The Central New Jersey Home News New Brunswick, New Jersey Tuesday, August 10, 1965 - Page 10
Fischer Impasse Delights Fidel
New York (AP) — The refusal of the U.S. government to allow chess champion Bobby Fischer to go to Cuba for an international tournament is being viewed by Prime Minister Fidel Castro as “a propaganda victory for Cuba.”
Dispatches from Havana said Castro is “delighted” by the government's refusal and has taken personal charge of arranging for Fischer's participation by telephone from New York.
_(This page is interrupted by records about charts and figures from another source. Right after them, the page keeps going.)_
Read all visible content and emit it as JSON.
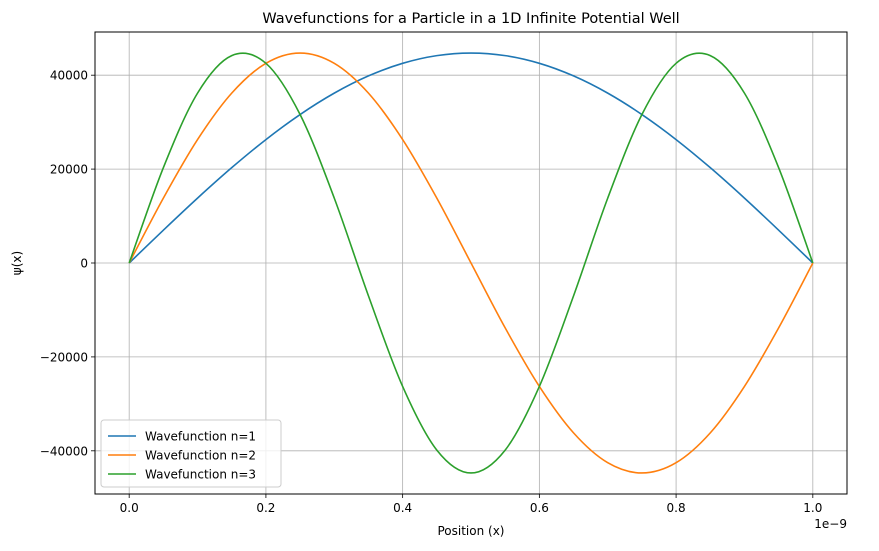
{
  "chart_data": {
    "type": "line",
    "title": "Wavefunctions for a Particle in a 1D Infinite Potential Well",
    "xlabel": "Position (x)",
    "ylabel": "ψ(x)",
    "x_offset_label": "1e−9",
    "x_scale": 1e-09,
    "xlim": [
      -0.05,
      1.05
    ],
    "ylim": [
      -49200,
      49200
    ],
    "x_ticks": [
      0.0,
      0.2,
      0.4,
      0.6,
      0.8,
      1.0
    ],
    "x_tick_labels": [
      "0.0",
      "0.2",
      "0.4",
      "0.6",
      "0.8",
      "1.0"
    ],
    "y_ticks": [
      -40000,
      -20000,
      0,
      20000,
      40000
    ],
    "y_tick_labels": [
      "−40000",
      "−20000",
      "0",
      "20000",
      "40000"
    ],
    "grid": true,
    "legend_position": "lower-left",
    "amplitude": 44721.36,
    "x": [
      0.0,
      0.05,
      0.1,
      0.15,
      0.2,
      0.25,
      0.3,
      0.35,
      0.4,
      0.45,
      0.5,
      0.55,
      0.6,
      0.65,
      0.7,
      0.75,
      0.8,
      0.85,
      0.9,
      0.95,
      1.0
    ],
    "series": [
      {
        "name": "Wavefunction n=1",
        "color": "#1f77b4",
        "values": [
          0,
          6996,
          13820,
          20303,
          26287,
          31623,
          36180,
          39847,
          42533,
          44171,
          44721,
          44171,
          42533,
          39847,
          36180,
          31623,
          26287,
          20303,
          13820,
          6996,
          0
        ]
      },
      {
        "name": "Wavefunction n=2",
        "color": "#ff7f0e",
        "values": [
          0,
          13820,
          26287,
          36180,
          42533,
          44721,
          42533,
          36180,
          26287,
          13820,
          0,
          -13820,
          -26287,
          -36180,
          -42533,
          -44721,
          -42533,
          -36180,
          -26287,
          -13820,
          0
        ]
      },
      {
        "name": "Wavefunction n=3",
        "color": "#2ca02c",
        "values": [
          0,
          20303,
          36180,
          44171,
          42533,
          31623,
          13820,
          -6996,
          -26287,
          -39847,
          -44721,
          -39847,
          -26287,
          -6996,
          13820,
          31623,
          42533,
          44171,
          36180,
          20303,
          0
        ]
      }
    ]
  }
}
The U.S. State Department rejected an application from the 22-year-old chess champion to travel to the Communist island. It said permission is granted only to journalists, businessmen with longstanding interests in Cuba and persons on humanitarian missions.
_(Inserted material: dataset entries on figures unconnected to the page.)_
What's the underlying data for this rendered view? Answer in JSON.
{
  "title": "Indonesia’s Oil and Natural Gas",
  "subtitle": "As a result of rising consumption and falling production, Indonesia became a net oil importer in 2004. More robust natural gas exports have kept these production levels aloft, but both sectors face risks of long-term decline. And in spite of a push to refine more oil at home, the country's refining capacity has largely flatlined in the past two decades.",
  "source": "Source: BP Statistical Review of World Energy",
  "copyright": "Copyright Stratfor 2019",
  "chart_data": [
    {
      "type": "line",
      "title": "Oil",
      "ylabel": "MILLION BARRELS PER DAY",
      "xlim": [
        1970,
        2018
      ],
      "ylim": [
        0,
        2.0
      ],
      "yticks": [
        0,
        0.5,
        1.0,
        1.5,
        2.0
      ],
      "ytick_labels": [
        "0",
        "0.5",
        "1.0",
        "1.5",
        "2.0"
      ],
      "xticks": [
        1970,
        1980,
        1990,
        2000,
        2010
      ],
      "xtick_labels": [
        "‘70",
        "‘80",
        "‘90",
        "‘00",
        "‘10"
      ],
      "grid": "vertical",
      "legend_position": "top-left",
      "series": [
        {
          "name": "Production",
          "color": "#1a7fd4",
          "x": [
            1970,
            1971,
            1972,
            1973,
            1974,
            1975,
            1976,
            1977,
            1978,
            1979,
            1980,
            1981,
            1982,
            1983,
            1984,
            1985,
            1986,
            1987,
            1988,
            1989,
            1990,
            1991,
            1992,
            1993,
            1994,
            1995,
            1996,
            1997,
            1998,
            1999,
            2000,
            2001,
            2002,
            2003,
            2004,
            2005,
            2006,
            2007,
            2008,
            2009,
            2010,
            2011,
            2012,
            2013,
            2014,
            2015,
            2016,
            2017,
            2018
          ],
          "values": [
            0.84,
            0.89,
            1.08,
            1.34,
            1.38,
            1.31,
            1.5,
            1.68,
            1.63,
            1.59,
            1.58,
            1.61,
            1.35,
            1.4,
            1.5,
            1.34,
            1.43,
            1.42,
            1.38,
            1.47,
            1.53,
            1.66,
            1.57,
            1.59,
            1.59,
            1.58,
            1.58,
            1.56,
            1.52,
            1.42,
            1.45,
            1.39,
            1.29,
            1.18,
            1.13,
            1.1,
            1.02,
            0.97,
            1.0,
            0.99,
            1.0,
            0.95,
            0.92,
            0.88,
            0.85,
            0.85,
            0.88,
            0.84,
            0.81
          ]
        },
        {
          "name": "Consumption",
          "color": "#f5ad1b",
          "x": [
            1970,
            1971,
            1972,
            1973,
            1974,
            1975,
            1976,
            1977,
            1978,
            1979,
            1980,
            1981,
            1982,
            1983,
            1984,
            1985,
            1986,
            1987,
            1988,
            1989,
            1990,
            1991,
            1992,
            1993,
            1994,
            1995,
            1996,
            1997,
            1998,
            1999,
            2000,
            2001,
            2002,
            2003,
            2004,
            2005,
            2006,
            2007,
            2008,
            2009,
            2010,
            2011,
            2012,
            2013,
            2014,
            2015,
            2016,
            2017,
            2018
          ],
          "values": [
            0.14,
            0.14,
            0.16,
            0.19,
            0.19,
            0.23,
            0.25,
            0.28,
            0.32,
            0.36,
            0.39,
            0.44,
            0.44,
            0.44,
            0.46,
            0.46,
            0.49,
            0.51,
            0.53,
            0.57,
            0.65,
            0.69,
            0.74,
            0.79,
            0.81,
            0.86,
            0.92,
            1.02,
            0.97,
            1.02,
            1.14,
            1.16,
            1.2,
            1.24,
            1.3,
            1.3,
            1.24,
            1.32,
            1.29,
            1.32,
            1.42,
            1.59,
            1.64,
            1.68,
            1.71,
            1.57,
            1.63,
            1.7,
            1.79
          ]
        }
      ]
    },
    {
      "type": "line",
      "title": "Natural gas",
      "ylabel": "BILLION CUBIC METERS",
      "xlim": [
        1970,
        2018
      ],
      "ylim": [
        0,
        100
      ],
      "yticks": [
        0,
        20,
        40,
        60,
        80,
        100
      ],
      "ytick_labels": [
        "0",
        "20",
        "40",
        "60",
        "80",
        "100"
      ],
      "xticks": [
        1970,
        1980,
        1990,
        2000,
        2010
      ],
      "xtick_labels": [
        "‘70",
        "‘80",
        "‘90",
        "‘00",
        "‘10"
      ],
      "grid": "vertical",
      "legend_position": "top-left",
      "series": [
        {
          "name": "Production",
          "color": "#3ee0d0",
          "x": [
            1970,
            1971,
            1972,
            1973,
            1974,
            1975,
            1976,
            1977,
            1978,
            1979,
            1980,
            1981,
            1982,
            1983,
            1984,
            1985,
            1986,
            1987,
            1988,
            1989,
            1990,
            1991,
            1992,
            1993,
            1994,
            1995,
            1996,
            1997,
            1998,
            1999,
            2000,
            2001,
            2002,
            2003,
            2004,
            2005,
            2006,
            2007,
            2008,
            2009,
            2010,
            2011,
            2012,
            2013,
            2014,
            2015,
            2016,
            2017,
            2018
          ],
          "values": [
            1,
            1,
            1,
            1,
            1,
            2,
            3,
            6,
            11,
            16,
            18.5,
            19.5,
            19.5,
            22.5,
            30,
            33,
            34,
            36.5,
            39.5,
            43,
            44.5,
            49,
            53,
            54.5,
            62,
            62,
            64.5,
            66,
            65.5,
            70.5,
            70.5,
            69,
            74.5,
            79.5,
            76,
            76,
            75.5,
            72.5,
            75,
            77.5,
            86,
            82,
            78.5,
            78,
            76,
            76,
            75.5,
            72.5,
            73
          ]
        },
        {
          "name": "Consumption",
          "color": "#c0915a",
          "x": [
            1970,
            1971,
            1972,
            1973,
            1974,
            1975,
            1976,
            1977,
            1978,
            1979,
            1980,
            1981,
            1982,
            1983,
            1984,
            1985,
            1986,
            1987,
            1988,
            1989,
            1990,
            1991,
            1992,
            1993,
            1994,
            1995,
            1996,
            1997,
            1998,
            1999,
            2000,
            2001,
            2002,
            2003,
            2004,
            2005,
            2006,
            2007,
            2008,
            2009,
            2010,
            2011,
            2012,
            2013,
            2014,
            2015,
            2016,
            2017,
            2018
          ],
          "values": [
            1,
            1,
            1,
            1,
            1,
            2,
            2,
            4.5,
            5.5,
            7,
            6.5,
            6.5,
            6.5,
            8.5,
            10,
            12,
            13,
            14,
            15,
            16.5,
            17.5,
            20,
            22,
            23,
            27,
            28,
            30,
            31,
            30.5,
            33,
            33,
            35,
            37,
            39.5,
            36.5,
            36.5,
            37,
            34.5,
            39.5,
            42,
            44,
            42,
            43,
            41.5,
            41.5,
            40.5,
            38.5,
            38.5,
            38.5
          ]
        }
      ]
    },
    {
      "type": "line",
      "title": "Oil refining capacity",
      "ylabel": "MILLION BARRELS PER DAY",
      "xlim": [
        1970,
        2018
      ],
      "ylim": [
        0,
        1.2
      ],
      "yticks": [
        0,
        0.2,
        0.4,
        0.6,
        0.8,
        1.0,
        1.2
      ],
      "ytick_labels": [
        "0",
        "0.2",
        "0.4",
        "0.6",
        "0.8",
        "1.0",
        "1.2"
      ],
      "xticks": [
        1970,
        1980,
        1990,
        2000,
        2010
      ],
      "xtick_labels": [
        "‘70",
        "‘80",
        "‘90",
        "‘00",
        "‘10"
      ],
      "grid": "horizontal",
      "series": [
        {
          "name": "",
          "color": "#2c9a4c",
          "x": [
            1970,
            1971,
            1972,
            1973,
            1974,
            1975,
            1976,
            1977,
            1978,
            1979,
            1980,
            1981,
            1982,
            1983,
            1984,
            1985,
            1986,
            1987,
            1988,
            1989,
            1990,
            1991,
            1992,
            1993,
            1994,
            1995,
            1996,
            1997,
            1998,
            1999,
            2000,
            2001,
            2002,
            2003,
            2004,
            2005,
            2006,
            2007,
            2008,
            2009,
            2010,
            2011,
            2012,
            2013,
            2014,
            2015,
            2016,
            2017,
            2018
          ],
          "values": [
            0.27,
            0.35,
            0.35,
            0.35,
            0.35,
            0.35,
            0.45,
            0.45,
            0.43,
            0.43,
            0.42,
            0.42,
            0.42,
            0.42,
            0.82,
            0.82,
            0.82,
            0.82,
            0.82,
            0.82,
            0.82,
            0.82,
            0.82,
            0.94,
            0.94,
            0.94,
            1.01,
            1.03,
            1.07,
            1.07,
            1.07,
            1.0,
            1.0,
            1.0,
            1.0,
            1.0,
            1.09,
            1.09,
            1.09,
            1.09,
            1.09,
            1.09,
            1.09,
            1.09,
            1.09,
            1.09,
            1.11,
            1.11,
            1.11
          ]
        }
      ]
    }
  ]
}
An Havana source said Castro decided to pay the heavy expenses necessary to maintain open telephone and telegraph lines eight hours daily during the month-long tournament, which begins Aug. 25.
Castro is reported to view the occasion as a publicity windfall for Cuba that “would serve to call attention to the unfairness of the American blockade of Cuba.”
Participants this year will come from the Soviet Union, Bulgaria. West Germany, Sweden, Canada, Czechoslovakia, Poland, Yugoslavia and other countries.
According to Cuban officials, Fischer will dictate plays to an international referee in New York who will transmit them by an open telephone line to Havana. Plays by his opponents will be relayed the same way.